One of the things I got involved in was advocating for policy around a piece of legislation called the “Roadless Rule,” which aims to save old-growth forest in Southeast Alaska, specifically Tongass National Forest. The idea is that if they prohibit road building, it makes it much harder to remove trees. President Clinton introduced it, Trump rolled it back and environmental groups lobbied Biden to reinstate it. When I learned the Devils Thumb—a 7,000-foot peak boasting the largest unclimbed alpine face in North America—sits squarely in the middle of the Tongass, I knew I had to go. But I didn’t want to just fly there.
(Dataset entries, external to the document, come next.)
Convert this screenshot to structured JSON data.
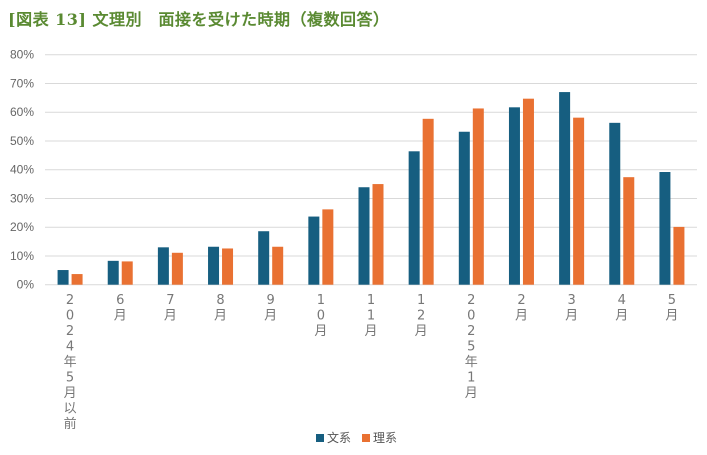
{
  "chart_data": {
    "type": "bar",
    "title": "[図表 13] 文理別　面接を受けた時期（複数回答）",
    "categories": [
      "2024年5月以前",
      "6月",
      "7月",
      "8月",
      "9月",
      "10月",
      "11月",
      "12月",
      "2025年1月",
      "2月",
      "3月",
      "4月",
      "5月"
    ],
    "series": [
      {
        "name": "文系",
        "color": "#165e80",
        "values": [
          5.1,
          8.3,
          13.0,
          13.2,
          18.6,
          23.7,
          33.9,
          46.4,
          53.2,
          61.7,
          67.0,
          56.3,
          39.2
        ]
      },
      {
        "name": "理系",
        "color": "#e97132",
        "values": [
          3.7,
          8.1,
          11.1,
          12.6,
          13.2,
          26.2,
          35.0,
          57.7,
          61.3,
          64.7,
          58.1,
          37.4,
          20.1
        ]
      }
    ],
    "yticks": [
      "0%",
      "10%",
      "20%",
      "30%",
      "40%",
      "50%",
      "60%",
      "70%",
      "80%"
    ],
    "ylim": [
      0,
      80
    ],
    "grid": true,
    "legend": "bottom"
  }
}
During my research on the Tongass, I’d also come across the term “ground truthing.” The phrase was adopted by environmentalists from the world of mapping and surveying. In her 1970 essay “Ground Truthing,” Terry Tempest Williams defined it as “walking the ground to see for oneself if what has been told is true.” For me, ground truthing is about immersing yourself in a place—tasting it, smelling it, getting it all over you. It’s about experiencing the natural world in its rawest form. It occurred to me that biking to Alaska felt like the best way to get intimate with the place I wanted to protect. I realize now that I must have also had some pent-up adventure stoke and a desire to show myself that I wasn’t getting soft.
So I began working on a plan to ride my bike 2,400 miles from Colorado to Alaska, stopping to climb along the way. I’d sail the Inside Passage to Petersburg, Alaska, to access the Devils Thumb on foot, hiking through the Tongass National Forest. If all went well, the trip would take two to three months. It sounded good in theory. Good enough that when I told my friend Alex Honnold about it, he wanted in.
Alex and I left my house on June 29, 2023. We headed north into Wyoming, aiming for Petersburg using bike directions from Google Maps. We soon found ourselves forging marshes and questing across the desert, following faint cattle trails through southern Wyoming, aiming for Mount Hooker in the Wind River Range before going on to the Bugaboos nearly 1,000 miles away.